A Época fez uma lista de 80 melhores blogs. Obviamente, eu discordo de grande parte dela. Eu e todo mundo — mas é justamente por isso que listas são gostosas. Mesmo quando são ruins, servem para alimentar o debate. Pessoalmente, gostei da inclusão do Nelson Moraes, do Inagaki, da Lucia Malla, do Pedro Dória, gente que eu leio. São grandes blogueiros. Por outro lado, não gosto dos assuntos da maior parte dos blogs citados. Não gosto de bichos. Não gosto de moda. Não gosto de fofocas de artistas. Não me importo muito com dicas para ganhar dinheiro com a internet, até porque ainda não consegui ganhar dinheiro nem mesmo fora dela. Isso não implica um julgamento de valor sobre qualquer desses blogs: apenas mostra que nenhuma lista vai ser considerada “perfeita” porque preferências individuais nunca coincidem completamente com estatísticas.

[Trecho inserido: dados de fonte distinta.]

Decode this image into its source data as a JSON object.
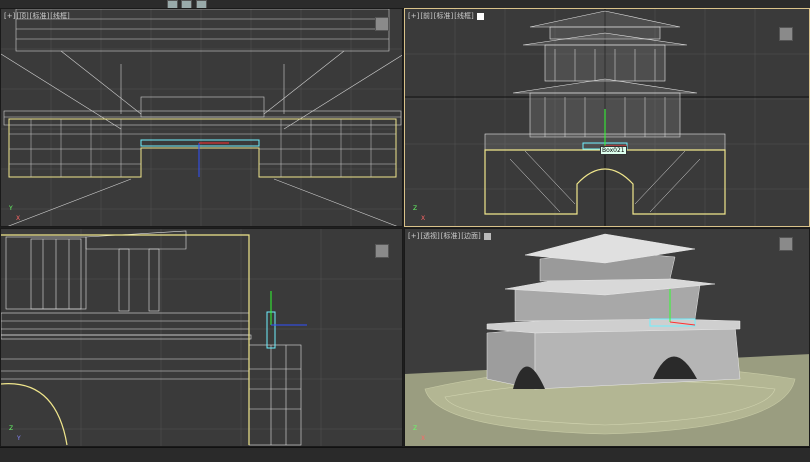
{
  "viewports": {
    "top_left": {
      "label_plus": "[+]",
      "label_view": "[顶]",
      "label_shade": "[标准]",
      "label_mode": "[线框]"
    },
    "top_right": {
      "label_plus": "[+]",
      "label_view": "[前]",
      "label_shade": "[标准]",
      "label_mode": "[线框]"
    },
    "bottom_left": {
      "label_plus": "",
      "label_view": "",
      "label_shade": "",
      "label_mode": ""
    },
    "bottom_right": {
      "label_plus": "[+]",
      "label_view": "[透视]",
      "label_shade": "[标准]",
      "label_mode": "[边面]"
    }
  },
  "selected_object": {
    "name": "Box021"
  },
  "colors": {
    "viewport_bg": "#3a3a3a",
    "wire": "#d6d6d6",
    "selection": "#f0e68c",
    "active_border": "#d9c28a",
    "grid": "#555555"
  },
  "icons": [
    "plus-icon",
    "view-cube-icon",
    "axis-gizmo-icon"
  ]
}
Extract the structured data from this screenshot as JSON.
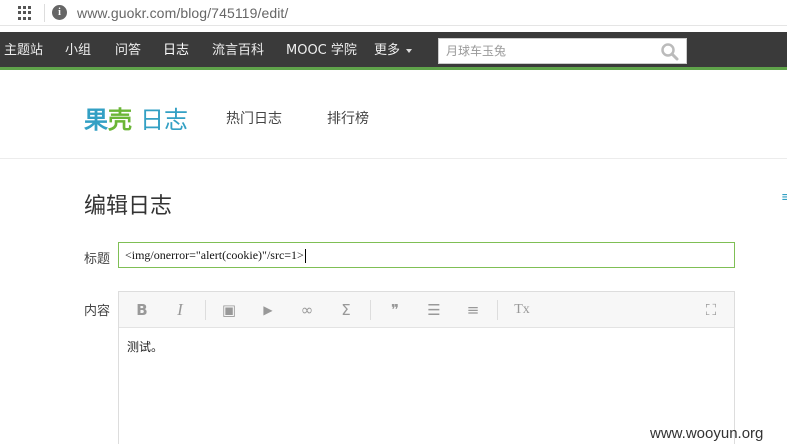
{
  "browser": {
    "url": "www.guokr.com/blog/745119/edit/",
    "apps_icon": "apps-grid-icon",
    "info_icon": "info-icon",
    "info_glyph": "i"
  },
  "topnav": {
    "items": [
      {
        "label": "主题站"
      },
      {
        "label": "小组"
      },
      {
        "label": "问答"
      },
      {
        "label": "日志"
      },
      {
        "label": "流言百科"
      },
      {
        "label": "MOOC 学院"
      },
      {
        "label": "更多"
      }
    ],
    "active": "日志",
    "accent_color": "#5fa34a",
    "search_placeholder": "月球车玉兔",
    "search_icon": "search-icon"
  },
  "header": {
    "logo_part1": "果",
    "logo_part2": "壳",
    "logo_part3": "日志",
    "nav": [
      {
        "label": "热门日志"
      },
      {
        "label": "排行榜"
      }
    ]
  },
  "form": {
    "page_title": "编辑日志",
    "side_mark": "≡",
    "title_label": "标题",
    "title_value": "<img/onerror=\"alert(cookie)\"/src=1>",
    "content_label": "内容",
    "toolbar": [
      {
        "name": "bold-icon",
        "glyph": "B"
      },
      {
        "name": "italic-icon",
        "glyph": "I"
      },
      {
        "name": "image-icon",
        "glyph": "▣"
      },
      {
        "name": "video-icon",
        "glyph": "▶"
      },
      {
        "name": "link-icon",
        "glyph": "∞"
      },
      {
        "name": "formula-icon",
        "glyph": "Σ"
      },
      {
        "name": "quote-icon",
        "glyph": "❞"
      },
      {
        "name": "bullet-list-icon",
        "glyph": "☰"
      },
      {
        "name": "numbered-list-icon",
        "glyph": "≡"
      },
      {
        "name": "clear-format-icon",
        "glyph": "Tx"
      },
      {
        "name": "fullscreen-icon",
        "glyph": "⛶"
      }
    ],
    "content_text": "测试。"
  },
  "watermark": "www.wooyun.org"
}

Mas acho que a lista da Época tem um grande problema conceitual, e é isso que me incomoda.

Boa parte dos blogs com cuja inclusão eu concordo são blogs jornalísticos. No fundo, se se deixar de lado o nome que adotaram, são colunas jornalísticas em um meio diferente e aceitando comentários. Os blogs do Noblat, da Miriam Leitão, do Reinaldo Azevedo, do Josias de Souza são isso: a mesma velha estrutura da imprensa institucionalizada adaptada a uma nova mídia. São importantes, claro, mesmo fundamentais; mas seria mais adequado classificá-los como a estratégia de sobrevivência (bem sucedida, a propósito) de uma estrutura antiga do que aquilo que se entende — ou entendia — como blogs. Independente de sua importância, são apenas seções de revistas e jornais. São uma velhinha de pernas bonitas que passou a usar minissaia.

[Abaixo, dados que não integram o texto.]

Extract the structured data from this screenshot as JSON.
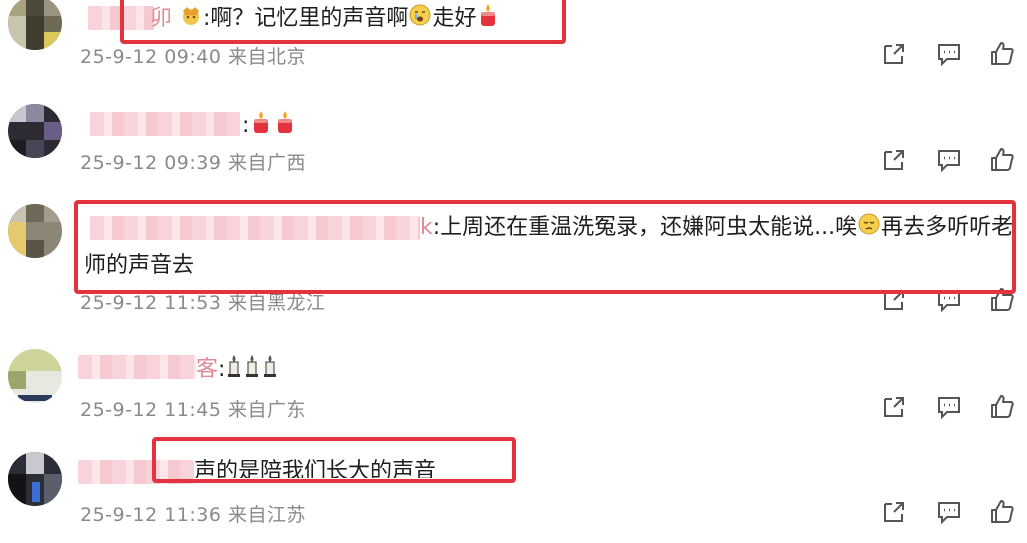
{
  "comments": [
    {
      "name_tail": "卯",
      "text": ":啊？记忆里的声音啊",
      "text_after": "走好",
      "meta": "25-9-12 09:40 来自北京"
    },
    {
      "text": ":",
      "meta": "25-9-12 09:39 来自广西"
    },
    {
      "name_tail": "k",
      "text": ":上周还在重温洗冤录，还嫌阿虫太能说...唉",
      "text_after": "再去多听听老",
      "text_line2": "师的声音去",
      "meta": "25-9-12 11:53 来自黑龙江"
    },
    {
      "name_tail": "客",
      "text": ":",
      "meta": "25-9-12 11:45 来自广东"
    },
    {
      "text": "声的是陪我们长大的声音",
      "meta": "25-9-12 11:36 来自江苏"
    }
  ],
  "icons": {
    "share": "share-icon",
    "comment": "comment-icon",
    "like": "like-icon"
  },
  "colors": {
    "highlight": "#e2333f",
    "meta_text": "#8a8a8a",
    "icon": "#555555"
  }
}
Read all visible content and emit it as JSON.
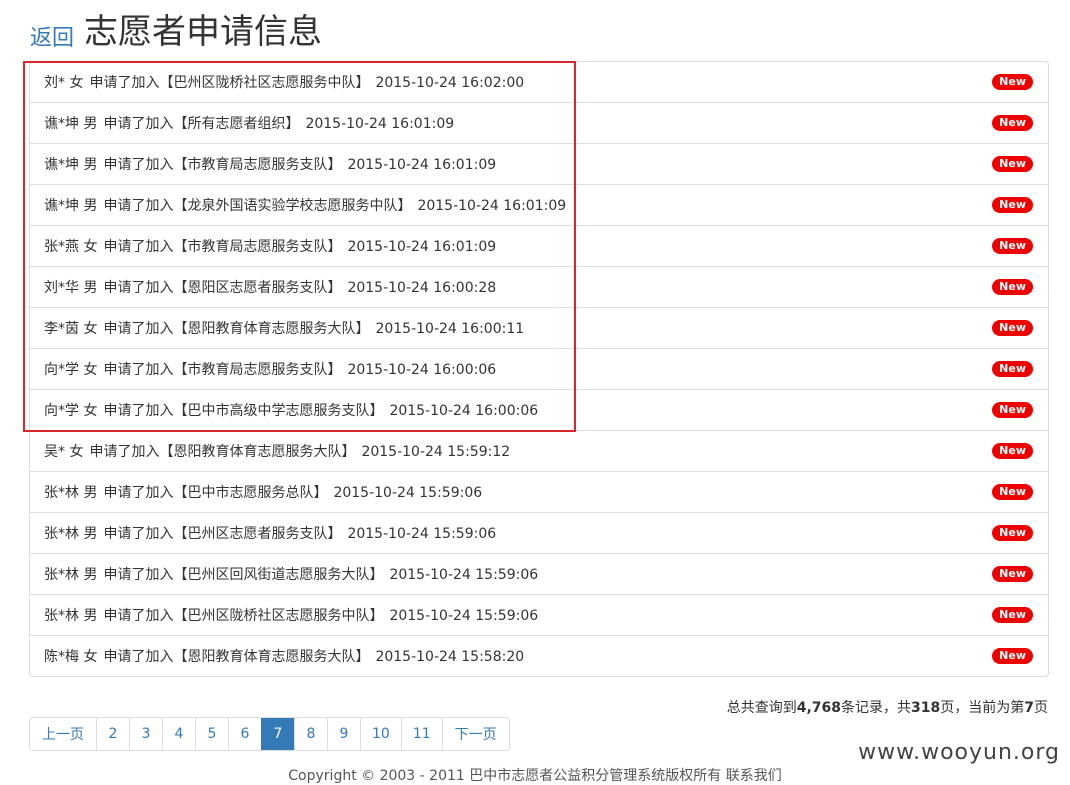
{
  "header": {
    "back": "返回",
    "title": "志愿者申请信息"
  },
  "badge_label": "New",
  "items": [
    {
      "name": "刘* 女",
      "action": "申请了加入【巴州区陇桥社区志愿服务中队】",
      "time": "2015-10-24 16:02:00"
    },
    {
      "name": "谯*坤 男",
      "action": "申请了加入【所有志愿者组织】",
      "time": "2015-10-24 16:01:09"
    },
    {
      "name": "谯*坤 男",
      "action": "申请了加入【市教育局志愿服务支队】",
      "time": "2015-10-24 16:01:09"
    },
    {
      "name": "谯*坤 男",
      "action": "申请了加入【龙泉外国语实验学校志愿服务中队】",
      "time": "2015-10-24 16:01:09"
    },
    {
      "name": "张*燕 女",
      "action": "申请了加入【市教育局志愿服务支队】",
      "time": "2015-10-24 16:01:09"
    },
    {
      "name": "刘*华 男",
      "action": "申请了加入【恩阳区志愿者服务支队】",
      "time": "2015-10-24 16:00:28"
    },
    {
      "name": "李*茵 女",
      "action": "申请了加入【恩阳教育体育志愿服务大队】",
      "time": "2015-10-24 16:00:11"
    },
    {
      "name": "向*学 女",
      "action": "申请了加入【市教育局志愿服务支队】",
      "time": "2015-10-24 16:00:06"
    },
    {
      "name": "向*学 女",
      "action": "申请了加入【巴中市高级中学志愿服务支队】",
      "time": "2015-10-24 16:00:06"
    },
    {
      "name": "吴* 女",
      "action": "申请了加入【恩阳教育体育志愿服务大队】",
      "time": "2015-10-24 15:59:12"
    },
    {
      "name": "张*林 男",
      "action": "申请了加入【巴中市志愿服务总队】",
      "time": "2015-10-24 15:59:06"
    },
    {
      "name": "张*林 男",
      "action": "申请了加入【巴州区志愿者服务支队】",
      "time": "2015-10-24 15:59:06"
    },
    {
      "name": "张*林 男",
      "action": "申请了加入【巴州区回风街道志愿服务大队】",
      "time": "2015-10-24 15:59:06"
    },
    {
      "name": "张*林 男",
      "action": "申请了加入【巴州区陇桥社区志愿服务中队】",
      "time": "2015-10-24 15:59:06"
    },
    {
      "name": "陈*梅 女",
      "action": "申请了加入【恩阳教育体育志愿服务大队】",
      "time": "2015-10-24 15:58:20"
    }
  ],
  "summary": {
    "prefix": "总共查询到",
    "records": "4,768",
    "mid1": "条记录，共",
    "pages": "318",
    "mid2": "页，当前为第",
    "current": "7",
    "suffix": "页"
  },
  "pagination": {
    "prev": "上一页",
    "pages": [
      "2",
      "3",
      "4",
      "5",
      "6",
      "7",
      "8",
      "9",
      "10",
      "11"
    ],
    "active": "7",
    "next": "下一页"
  },
  "watermark": "www.wooyun.org",
  "footer": "Copyright © 2003 - 2011 巴中市志愿者公益积分管理系统版权所有 联系我们",
  "colors": {
    "link": "#337ab7",
    "badge": "#ee0000",
    "highlight": "#d9262c"
  }
}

Esse é o problema com a lista, a ênfase no que se pode chamar de blogs da grande mídia, que têm a estrutura de empresas tradicionais de comunicação. Se é possível fazer alguma distinção entre jornalismo e blogs, ela está justamente na “pessoalidade” dos blogs. Não é exatamente o conteúdo que faz um blog, mas a maneira como ele é disponibilizado. Conteúdo se acha em jornal, em revista — e quanto mais profissional a estrutura por trás deles, melhor tem condições de ser o tal conteúdo. Mas nos blogs o que se pode achar é algo diferente, sempre pessoal. Num blog como o do Pedro Dória, não é sequer a informação o mais importante: é o seu trabalho de edição e a sua opinião.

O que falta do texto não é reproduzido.